The cpuhp kthread holds cpu_hotplug_lock (percpu-rwsem) but runs with
preemption and IRQs enabled. As a result, lockdep correctly reports a
suspicious RCU usage on CPU offline, e.g.:

  # echo 0 > /sys/devices/system/cpu/cpu1/online

  =============================
  WARNING: suspicious RCU usage
  -----------------------------
  kernel/sched/fair.c:12793 suspicious rcu_dereference_check() usage!
  ...
  2 locks held by cpuhp/1/20:
   #0: (cpu_hotplug_lock){++++}-{0:0}, at: cpuhp_thread_fun+0x42/0x1ae
   #1: (cpuhp_state-down){+.+.}-{0:0}, at: cpuhp_thread_fun+0x72/0x1ae

  Call Trace:
    lockdep_rcu_suspicious
    nohz_balance_exit_idle
    sched_cpu_deactivate
    cpuhp_invoke_callback
    cpuhp_thread_fun
    smpboot_thread_fn

Fix this by adding RCU read lock coverage to the one caller that lacks
it: nohz_balance_exit_idle() in the CPU hotplug teardown.

The other callers (nohz_balancer_kick() and nohz_balance_enter_idle())
genuinely run with IRQs disabled, so they remain unchanged.

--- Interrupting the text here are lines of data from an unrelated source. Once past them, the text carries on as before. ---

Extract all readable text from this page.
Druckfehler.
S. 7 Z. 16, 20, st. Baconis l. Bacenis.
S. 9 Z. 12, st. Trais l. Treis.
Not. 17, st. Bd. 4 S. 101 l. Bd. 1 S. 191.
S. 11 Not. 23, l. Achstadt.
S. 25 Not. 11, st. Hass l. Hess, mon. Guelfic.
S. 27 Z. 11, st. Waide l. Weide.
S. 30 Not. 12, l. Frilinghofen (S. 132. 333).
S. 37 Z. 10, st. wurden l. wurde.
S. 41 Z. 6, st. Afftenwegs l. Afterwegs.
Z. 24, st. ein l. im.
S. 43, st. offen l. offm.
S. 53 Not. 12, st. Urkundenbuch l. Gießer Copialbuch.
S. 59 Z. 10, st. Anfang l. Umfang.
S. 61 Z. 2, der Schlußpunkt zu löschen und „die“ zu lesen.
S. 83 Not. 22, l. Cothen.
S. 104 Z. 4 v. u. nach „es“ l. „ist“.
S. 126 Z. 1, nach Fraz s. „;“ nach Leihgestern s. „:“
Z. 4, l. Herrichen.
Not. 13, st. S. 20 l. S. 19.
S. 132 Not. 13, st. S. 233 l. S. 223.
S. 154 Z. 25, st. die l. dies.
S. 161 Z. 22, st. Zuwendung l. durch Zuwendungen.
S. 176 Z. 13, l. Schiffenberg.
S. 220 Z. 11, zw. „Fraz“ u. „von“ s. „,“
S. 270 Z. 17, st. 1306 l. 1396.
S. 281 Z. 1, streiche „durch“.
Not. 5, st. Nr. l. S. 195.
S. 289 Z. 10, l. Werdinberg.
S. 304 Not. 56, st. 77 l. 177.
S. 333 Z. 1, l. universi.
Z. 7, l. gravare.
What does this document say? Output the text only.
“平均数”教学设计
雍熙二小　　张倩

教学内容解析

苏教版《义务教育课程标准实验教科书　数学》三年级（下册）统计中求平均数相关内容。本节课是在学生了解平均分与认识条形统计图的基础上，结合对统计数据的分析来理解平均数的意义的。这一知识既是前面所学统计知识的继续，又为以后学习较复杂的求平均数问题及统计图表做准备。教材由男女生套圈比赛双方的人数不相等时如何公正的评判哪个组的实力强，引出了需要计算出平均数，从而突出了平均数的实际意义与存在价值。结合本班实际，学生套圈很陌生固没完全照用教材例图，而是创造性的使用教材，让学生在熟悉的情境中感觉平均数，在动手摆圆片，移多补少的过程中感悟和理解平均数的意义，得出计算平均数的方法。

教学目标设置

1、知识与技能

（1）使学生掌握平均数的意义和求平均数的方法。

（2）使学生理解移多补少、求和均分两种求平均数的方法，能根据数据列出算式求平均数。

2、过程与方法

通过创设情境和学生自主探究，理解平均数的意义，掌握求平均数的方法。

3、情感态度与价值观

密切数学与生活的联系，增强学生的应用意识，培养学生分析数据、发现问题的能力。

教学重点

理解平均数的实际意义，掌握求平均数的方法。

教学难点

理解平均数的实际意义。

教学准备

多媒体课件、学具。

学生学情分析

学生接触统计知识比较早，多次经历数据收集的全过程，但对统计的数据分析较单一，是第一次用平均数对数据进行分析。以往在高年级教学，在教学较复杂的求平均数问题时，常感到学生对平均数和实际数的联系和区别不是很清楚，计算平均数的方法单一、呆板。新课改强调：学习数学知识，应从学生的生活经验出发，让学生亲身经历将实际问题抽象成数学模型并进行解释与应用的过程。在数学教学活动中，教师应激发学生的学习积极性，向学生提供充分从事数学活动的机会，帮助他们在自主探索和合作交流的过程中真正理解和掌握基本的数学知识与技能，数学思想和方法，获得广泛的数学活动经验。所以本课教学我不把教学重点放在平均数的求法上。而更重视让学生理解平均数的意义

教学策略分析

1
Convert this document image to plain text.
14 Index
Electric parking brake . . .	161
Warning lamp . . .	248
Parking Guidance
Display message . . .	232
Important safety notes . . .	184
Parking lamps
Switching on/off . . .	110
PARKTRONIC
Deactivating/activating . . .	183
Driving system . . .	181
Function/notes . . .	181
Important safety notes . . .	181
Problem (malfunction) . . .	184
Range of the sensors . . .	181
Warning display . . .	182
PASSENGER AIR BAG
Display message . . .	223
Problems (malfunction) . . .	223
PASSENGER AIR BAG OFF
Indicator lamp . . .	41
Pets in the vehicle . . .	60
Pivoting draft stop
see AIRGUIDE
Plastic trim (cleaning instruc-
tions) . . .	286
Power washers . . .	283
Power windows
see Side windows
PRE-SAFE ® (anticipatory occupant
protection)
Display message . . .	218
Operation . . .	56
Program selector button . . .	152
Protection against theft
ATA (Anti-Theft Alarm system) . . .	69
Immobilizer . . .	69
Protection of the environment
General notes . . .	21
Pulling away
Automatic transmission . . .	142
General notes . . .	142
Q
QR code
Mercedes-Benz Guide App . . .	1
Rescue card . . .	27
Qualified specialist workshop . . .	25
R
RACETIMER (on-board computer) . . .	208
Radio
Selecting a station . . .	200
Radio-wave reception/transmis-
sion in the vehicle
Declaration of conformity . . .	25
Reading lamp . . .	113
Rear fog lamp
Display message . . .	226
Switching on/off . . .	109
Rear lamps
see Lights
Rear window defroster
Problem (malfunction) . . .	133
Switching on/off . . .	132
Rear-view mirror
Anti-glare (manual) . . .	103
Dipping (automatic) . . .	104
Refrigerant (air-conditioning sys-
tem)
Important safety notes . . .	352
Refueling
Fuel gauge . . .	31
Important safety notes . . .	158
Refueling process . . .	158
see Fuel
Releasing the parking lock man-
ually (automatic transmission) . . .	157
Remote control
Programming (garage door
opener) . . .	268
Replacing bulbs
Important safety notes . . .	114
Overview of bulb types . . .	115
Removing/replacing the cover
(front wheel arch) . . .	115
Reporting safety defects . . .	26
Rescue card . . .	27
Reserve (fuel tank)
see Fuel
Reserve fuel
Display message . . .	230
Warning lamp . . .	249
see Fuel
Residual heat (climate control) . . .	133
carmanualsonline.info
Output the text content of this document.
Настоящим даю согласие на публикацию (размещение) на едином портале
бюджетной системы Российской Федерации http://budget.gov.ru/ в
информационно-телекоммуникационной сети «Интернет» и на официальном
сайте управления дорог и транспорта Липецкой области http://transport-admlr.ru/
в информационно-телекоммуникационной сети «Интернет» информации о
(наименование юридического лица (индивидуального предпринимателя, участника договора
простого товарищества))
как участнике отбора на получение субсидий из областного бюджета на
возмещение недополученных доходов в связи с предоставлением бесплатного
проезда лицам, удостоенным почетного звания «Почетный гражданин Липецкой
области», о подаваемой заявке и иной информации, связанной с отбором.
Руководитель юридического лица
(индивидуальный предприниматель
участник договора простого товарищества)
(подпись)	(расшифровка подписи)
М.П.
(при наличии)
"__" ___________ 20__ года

Fixes: c9d93a73ce87 ("sched/fair: Drop redundant RCU read lock in NOHZ kick path")
Closes: https://lore.kernel.org/all/38fe0a1d-1a48-435a-910a-c278024d9ac9@samsung.com/
Reported-by: Marek Szyprowski <m.szyprowski@samsung.com>
Suggested-by: Peter Zijlstra (Intel) <peterz@infradead.org>
Signed-off-by: Andrea Righi <arighi@nvidia.com>
Signed-off-by: Peter Zijlstra (Intel) <peterz@infradead.org>
Link: https://patch.msgid.link/20260522092523.2046095-1-arighi@nvidia.com
kernel/sched/core.c

index 7fb3f5f2d48c0c4dc78b68883f0aa71878921238..b3a416b1c251001335aa77b3afde7b52fe21431c 100644 (file)
@@ -8681,7 +8681,8 @@ int sched_cpu_deactivate(unsigned int cpu)
         * Remove CPU from nohz.idle_cpus_mask to prevent participating in
         * load balancing when not active
         */
-       nohz_balance_exit_idle(rq);
+       scoped_guard (rcu)
+               nohz_balance_exit_idle(rq);
 
        set_cpu_active(cpu, false);